Oyo schools close as #ENDSARS protests
Most private and public schools in Oyo state did not open for academic activities on Tuesday morning.
Although the State Government has not made any official announcement for their closure, most private schools said the decision was necessitated by hardship students and pupils witnessed on account of the #EndSARS protest in major parts of the state on Monday.
They also said the safety and security of the children while the protests last informed the decision.
Out Correspondents observed most schools, (especially private) opted to send the notice of closure late in the night in the form of advisory, citing the uncertainty of the protests going awry.
Some public schools, who solely depend on the State Government directives opened but students were just strolling.

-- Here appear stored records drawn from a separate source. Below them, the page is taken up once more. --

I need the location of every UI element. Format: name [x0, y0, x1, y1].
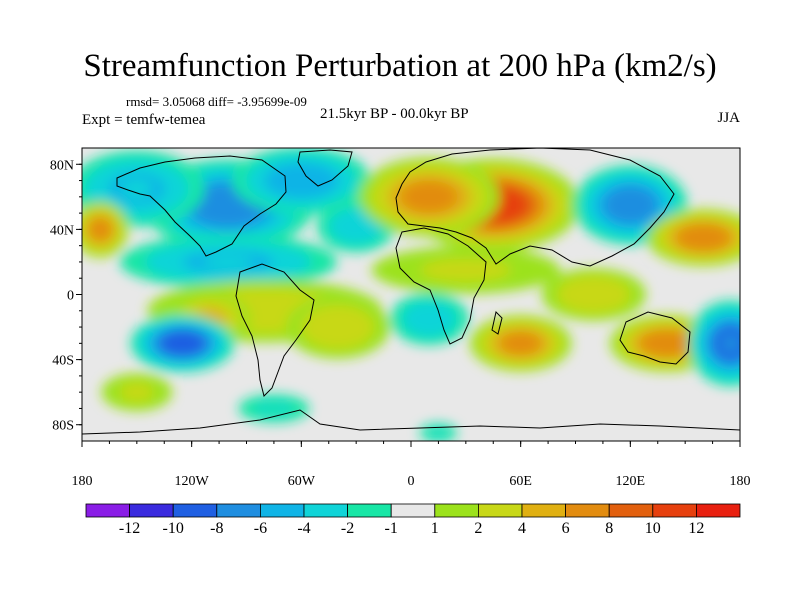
x-tick-label: 0: [408, 474, 415, 489]
field-feature-core: [413, 187, 446, 206]
coastline-north-america: [116, 155, 287, 257]
coastlines: [82, 148, 740, 435]
field-feature: [119, 234, 337, 290]
field-feature: [469, 315, 572, 372]
colorbar-label: -2: [341, 520, 354, 537]
colorbar-swatch: [85, 503, 130, 518]
y-tick-label: 0: [67, 289, 74, 304]
y-tick-label: 80S: [52, 419, 74, 434]
field-feature: [687, 300, 740, 387]
field-feature: [390, 292, 469, 346]
colorbar-swatch: [259, 503, 305, 518]
colorbar-label: 1: [431, 520, 439, 537]
coastline-australia: [619, 311, 691, 365]
y-axis-ticks: 80N 40N 0 40S 80S: [50, 158, 82, 434]
coastline-antarctica: [82, 409, 740, 435]
x-axis-ticks: 180 120W 60W 0 60E 120E 180: [72, 441, 751, 489]
field-feature-core: [346, 219, 366, 233]
field-feature: [101, 373, 173, 412]
y-tick-label: 40N: [50, 223, 74, 238]
season-label: JJA: [717, 110, 740, 126]
field-feature-core: [580, 288, 607, 301]
field-feature-core: [120, 179, 153, 198]
colorbar-swatch: [434, 503, 479, 518]
colorbar-swatch: [608, 503, 654, 518]
colorbar-label: 10: [645, 520, 661, 537]
field-feature-core: [433, 430, 444, 436]
field-feature-core: [202, 255, 254, 269]
field-feature-core: [440, 263, 492, 277]
colorbar-swatch: [521, 503, 566, 518]
field-feature-core: [617, 195, 644, 214]
field-feature: [231, 148, 371, 214]
field-feature-core: [264, 404, 284, 413]
colorbar-swatch: [347, 503, 392, 518]
field-feature-core: [235, 303, 294, 319]
field-feature: [419, 423, 458, 441]
colorbar-label: 6: [562, 520, 570, 537]
colorbar-swatch: [172, 503, 218, 518]
field-feature-core: [93, 222, 107, 236]
field-feature-core: [419, 312, 439, 326]
colorbar-label: -4: [297, 520, 310, 537]
colorbar-label: -10: [163, 520, 184, 537]
colorbar-swatch: [303, 503, 348, 518]
field-feature-core: [325, 319, 351, 335]
stats-text: rmsd= 3.05068 diff= -3.95699e-09: [126, 94, 307, 109]
coastline-greenland: [297, 149, 353, 187]
colorbar-label: 2: [474, 520, 482, 537]
colorbar-label: 12: [688, 520, 704, 537]
colorbar-swatch: [652, 503, 697, 518]
field-feature-core: [127, 387, 147, 398]
field-feature: [285, 295, 390, 359]
colorbar-swatch: [565, 503, 610, 518]
field-feature-core: [285, 172, 318, 189]
field-feature: [646, 209, 740, 267]
field-features: [82, 148, 740, 441]
colorbar-label: 4: [518, 520, 526, 537]
field-feature: [238, 394, 310, 423]
colorbar-swatch: [477, 503, 523, 518]
x-tick-label: 60E: [509, 474, 532, 489]
x-tick-label: 180: [72, 474, 93, 489]
field-feature-core: [171, 336, 195, 350]
y-tick-label: 80N: [50, 158, 74, 173]
coastline-eurasia: [395, 148, 675, 267]
coastline-madagascar: [491, 311, 503, 335]
field-feature: [82, 201, 129, 258]
colorbar-swatch: [696, 503, 741, 518]
colorbar-label: -1: [385, 520, 398, 537]
colorbar-swatch: [129, 503, 174, 518]
field-feature: [358, 157, 500, 237]
field-feature: [371, 246, 561, 294]
field-feature-core: [721, 333, 740, 353]
colorbar-swatch: [216, 503, 261, 518]
x-tick-label: 60W: [288, 474, 316, 489]
experiment-label: Expt = temfw-temea: [82, 112, 206, 128]
field-feature-core: [690, 231, 717, 244]
colorbar-swatch: [390, 503, 436, 518]
field-feature: [541, 268, 646, 321]
colorbar: -12 -10 -8 -6 -4 -2 -1 1 2 4 6 8 10 12: [85, 503, 741, 537]
period-label: 21.5kyr BP - 00.0kyr BP: [320, 106, 469, 122]
y-tick-label: 40S: [52, 354, 74, 369]
colorbar-label: 8: [605, 520, 613, 537]
colorbar-label: -8: [210, 520, 223, 537]
field-feature-core: [654, 336, 680, 350]
x-tick-label: 180: [730, 474, 751, 489]
colorbar-label: -6: [254, 520, 267, 537]
coastline-africa: [395, 227, 487, 345]
field-feature: [130, 314, 235, 373]
x-tick-label: 120W: [175, 474, 210, 489]
field-feature-core: [509, 336, 533, 350]
chart-title: Streamfunction Perturbation at 200 hPa (…: [83, 48, 717, 84]
field-feature-core: [209, 194, 248, 216]
colorbar-label: -12: [119, 520, 140, 537]
map-plot-area: [82, 148, 740, 441]
x-tick-label: 120E: [616, 474, 646, 489]
coastline-south-america: [235, 263, 315, 397]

Most of the teachers were said to have been trapped in traffic and unable to get to school.
There was blockage on Tuesday morning in areas like Olodo Garage, Iyana Church, Iwo Road axis as well as Ife-Ibadan Express Road, Egbeda, Toll Gate to Iwo Road axis as the entire routes were blocked as early as 7:30am.

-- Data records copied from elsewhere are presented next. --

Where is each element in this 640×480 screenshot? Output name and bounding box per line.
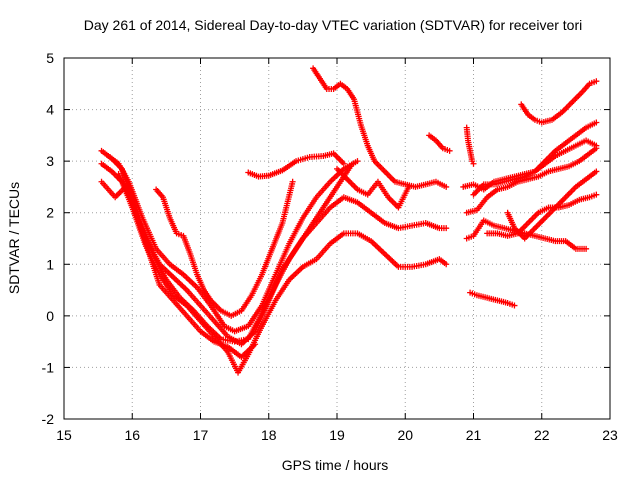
y-tick-label: -1 — [42, 359, 55, 375]
data-point — [593, 119, 600, 126]
x-tick-label: 23 — [602, 427, 618, 443]
x-tick-label: 22 — [534, 427, 550, 443]
data-point — [252, 341, 259, 348]
data-point — [405, 183, 412, 190]
series-s4 — [153, 178, 296, 319]
data-point — [593, 145, 600, 152]
y-tick-label: 2 — [46, 205, 54, 221]
series-s12 — [463, 124, 477, 167]
series-s3 — [98, 178, 450, 345]
x-tick-label: 19 — [329, 427, 345, 443]
series-s15 — [467, 289, 518, 309]
x-tick-label: 16 — [124, 427, 140, 443]
y-axis-ticks: -2 -1 0 1 2 3 4 5 — [42, 50, 610, 427]
y-tick-label: 5 — [46, 50, 54, 66]
series-s5 — [105, 152, 361, 335]
series-s6 — [115, 171, 259, 361]
data-point — [511, 302, 518, 309]
y-tick-label: 3 — [46, 153, 54, 169]
series-s10 — [426, 132, 453, 154]
x-tick-label: 20 — [397, 427, 413, 443]
data-point — [443, 183, 450, 190]
x-tick-label: 15 — [56, 427, 72, 443]
data-point — [583, 245, 590, 252]
y-tick-label: 1 — [46, 256, 54, 272]
series-s18 — [518, 78, 600, 126]
data-point — [593, 168, 600, 175]
data-point — [289, 178, 296, 185]
chart-title: Day 261 of 2014, Sidereal Day-to-day VTE… — [84, 17, 583, 33]
data-point — [354, 158, 361, 165]
data-point — [443, 261, 450, 268]
data-point — [443, 225, 450, 232]
series-s7 — [245, 150, 347, 180]
x-axis-ticks: 15 16 17 18 19 20 21 22 23 — [56, 58, 618, 443]
series-s9 — [334, 165, 412, 211]
data-point — [470, 160, 477, 167]
x-axis-label: GPS time / hours — [282, 457, 389, 473]
y-tick-label: -2 — [42, 411, 55, 427]
data-point — [340, 160, 347, 167]
series-s19 — [470, 119, 600, 198]
y-axis-label: SDTVAR / TECUs — [6, 182, 22, 294]
x-tick-label: 18 — [261, 427, 277, 443]
data-point — [593, 78, 600, 85]
data-point — [593, 191, 600, 198]
x-tick-label: 21 — [466, 427, 482, 443]
series-s17 — [504, 168, 600, 242]
x-tick-label: 17 — [193, 427, 209, 443]
data-point — [446, 147, 453, 154]
y-tick-label: 0 — [46, 308, 54, 324]
series-s13 — [463, 145, 600, 216]
series-s1 — [98, 147, 354, 348]
series-s8 — [310, 65, 450, 190]
y-tick-label: 4 — [46, 102, 54, 118]
data-series — [98, 65, 600, 376]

It was the same in Old-Ife Road, Wema, Gbagi, Sawmill, Agodi Gate as human and vehicular movement were obstructed by the # EndSARS protesters.
Residents around Challenge, Apata, New Garage, 110, Omi Adio, Molete, Beere, Ojoo, Moniya, Ibadan-Oyo Express road were also not spared of the traffic gridlock as roadblocks mounted by the protesters brought everything to a halt.

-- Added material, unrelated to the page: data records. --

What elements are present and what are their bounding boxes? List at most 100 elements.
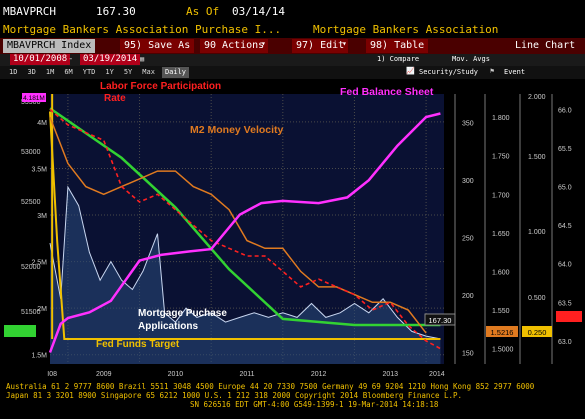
velocity-axis-tick: 1.800: [492, 115, 510, 122]
velocity-axis-tick: 1.550: [492, 308, 510, 315]
start-date-field[interactable]: 10/01/2008: [10, 54, 71, 65]
footer-contacts-1: Australia 61 2 9777 8600 Brazil 5511 304…: [6, 382, 535, 391]
labor-axis-tick: 64.0: [558, 262, 572, 269]
purchase-axis-tick: 1.5M: [31, 353, 47, 360]
subtitle-bar: Mortgage Bankers Association Purchase I.…: [0, 22, 585, 38]
compare-checkbox[interactable]: 1) Compare: [377, 55, 420, 63]
annotation-fed-funds: Fed Funds Target: [96, 339, 180, 350]
ticker-price: 167.30: [96, 5, 136, 18]
x-axis-tick: 2012: [311, 371, 327, 378]
period-tab-3d[interactable]: 3D: [27, 68, 36, 76]
annotation-labor-force-2: Rate: [104, 93, 126, 104]
toolbar: MBAVPRCH Index 95) Save As 90 Actions ▾ …: [0, 38, 585, 54]
ticker-bar: MBAVPRCH 167.30 As Of 03/14/14: [0, 0, 585, 22]
velocity-axis-tick: 1.750: [492, 154, 510, 161]
annotation-labor-force-1: Labor Force Participation: [100, 81, 221, 92]
period-tab-ytd[interactable]: YTD: [82, 68, 96, 76]
period-tab-max[interactable]: Max: [142, 68, 155, 76]
fed-balance-axis-tick: 350: [462, 121, 474, 128]
chart-panel: 53500 53000 52500 52000 51500 4M 3.5M 3M 2.5M 2M 1…: [0, 79, 585, 379]
velocity-value-tag-label: 1.5216: [491, 328, 514, 337]
view-type-label[interactable]: Line Chart: [515, 40, 576, 51]
x-axis-tick: 2009: [96, 371, 112, 378]
period-tab-1y[interactable]: 1Y: [105, 68, 114, 76]
annotation-mortgage-2: Applications: [138, 321, 198, 332]
velocity-axis-tick: 1.700: [492, 192, 510, 199]
velocity-axis-tick: 1.650: [492, 231, 510, 238]
x-axis-tick: 2014: [429, 371, 445, 378]
period-tab-5y[interactable]: 5Y: [123, 68, 133, 76]
end-date-field[interactable]: 03/19/2014: [80, 54, 141, 65]
annotation-mortgage-1: Mortgage Puchase: [138, 308, 227, 319]
purchase-axis-tick: 3M: [37, 213, 47, 220]
mortgage-purchase-line: [49, 185, 441, 340]
purchase-axis-tick: 3.5M: [31, 166, 47, 173]
purchase-axis-tick: 2.5M: [31, 260, 47, 267]
purchase-value-tag-label: 167.30: [429, 316, 452, 325]
issuer-name: Mortgage Bankers Association: [313, 23, 499, 36]
save-as-button[interactable]: 95) Save As: [120, 39, 195, 53]
index-field[interactable]: MBAVPRCH Index: [3, 39, 96, 53]
purchase-axis-tick: 4M: [37, 120, 47, 127]
as-of-label: As Of: [186, 5, 220, 18]
series-layer: [48, 94, 441, 364]
left-value-tag-label: 51.1: [12, 327, 28, 336]
footer-contacts-2: Japan 81 3 3201 8900 Singapore 65 6212 1…: [6, 391, 463, 400]
fed-funds-line: [49, 111, 441, 340]
velocity-axis-tick: 1.600: [492, 269, 510, 276]
labor-axis-tick: 63.5: [558, 300, 572, 307]
x-axis-tick: I08: [47, 371, 57, 378]
period-tab-daily[interactable]: Daily: [161, 67, 190, 78]
event-button[interactable]: Event: [504, 68, 526, 76]
date-range-bar: 10/01/2008 - 03/19/2014 ▦ 1) Compare Mov…: [0, 54, 585, 66]
period-tab-6m[interactable]: 6M: [64, 68, 73, 76]
fed-funds-axis-tick: 0.500: [528, 295, 546, 302]
velocity-value-tag: [486, 326, 518, 337]
ticker-symbol: MBAVPRCH: [3, 5, 56, 18]
m2-velocity-line: [49, 116, 427, 334]
purchase-axis-tick: 2M: [37, 306, 47, 313]
labor-value-tag: [556, 311, 582, 322]
calendar-icon[interactable]: ▦: [140, 55, 145, 63]
fed-funds-axis-tick: 1.000: [528, 229, 546, 236]
green-series-line: [49, 107, 441, 327]
fed-funds-value-tag: [522, 326, 552, 337]
period-tabs-bar: 1D 3D 1M 6M YTD 1Y 5Y Max Daily 📈 Security/Study…: [0, 66, 585, 79]
left-value-tag: [4, 325, 36, 337]
labor-axis-tick: 65.5: [558, 146, 572, 153]
x-axis-tick: 2013: [382, 371, 398, 378]
labor-axis-tick: 66.0: [558, 107, 572, 114]
left-axis-tick: 53000: [21, 149, 41, 156]
period-tabs: 1D 3D 1M 6M YTD 1Y 5Y Max Daily: [6, 67, 190, 78]
actions-button[interactable]: 90 Actions: [200, 39, 269, 53]
x-axis-tick: 2011: [239, 371, 254, 378]
security-description: Mortgage Bankers Association Purchase I.…: [3, 23, 282, 36]
left-axis-tick: 52500: [21, 199, 41, 206]
security-study-icon[interactable]: 📈: [406, 67, 415, 75]
period-tab-1d[interactable]: 1D: [9, 68, 18, 76]
fed-funds-value-tag-label: 0.250: [528, 328, 547, 337]
fed-balance-line: [48, 112, 441, 353]
labor-axis-tick: 63.0: [558, 339, 572, 346]
actions-dropdown-icon[interactable]: ▾: [261, 39, 266, 48]
velocity-axis-tick: 1.5000: [492, 347, 514, 354]
left-axis-tick: 53500: [21, 99, 41, 106]
edit-dropdown-icon[interactable]: ▾: [342, 39, 347, 48]
edit-button[interactable]: 97) Edit: [292, 39, 349, 53]
purchase-value-tag: [424, 313, 456, 326]
as-of-date: 03/14/14: [232, 5, 285, 18]
footer-timestamp: SN 626516 EDT GMT-4:00 G549-1399-1 19-Ma…: [190, 400, 439, 409]
x-axis-tick: 2010: [168, 371, 184, 378]
left-axis-tick: 52000: [21, 264, 41, 271]
table-button[interactable]: 98) Table: [366, 39, 429, 53]
security-study-button[interactable]: Security/Study: [419, 68, 479, 76]
labor-axis-tick: 64.5: [558, 223, 572, 230]
footer: Australia 61 2 9777 8600 Brazil 5511 304…: [0, 379, 585, 419]
annotation-fed-balance: Fed Balance Sheet: [340, 86, 434, 98]
left-axis-tick: 51500: [21, 309, 41, 316]
event-icon[interactable]: ⚑: [490, 67, 495, 75]
period-tab-1m[interactable]: 1M: [45, 68, 55, 76]
chart-svg[interactable]: 53500 53000 52500 52000 51500 4M 3.5M 3M 2.5M 2M 1…: [0, 79, 585, 379]
mov-avgs-button[interactable]: Mov. Avgs: [452, 55, 490, 63]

However, it was observed around Old-Ife Road that there was a mild clash between hoodlums, believed to be commercial drivers and #EndSARS protesters.
The drivers and transport workers distanced themselves from the protesters, saying they were on the roads to make ends meet.
They said activities of the protesters were having negative effects on their means of livelihood and cannot continue to fold their hands while they die of hunger.
The leaders of the group were heard issuing threats to the protesters to dare to stop them from collecting monies from motorists.
The hoodlums were also seen collecting money from road users, especially commercial operators including buses, motorcycles and tricycles.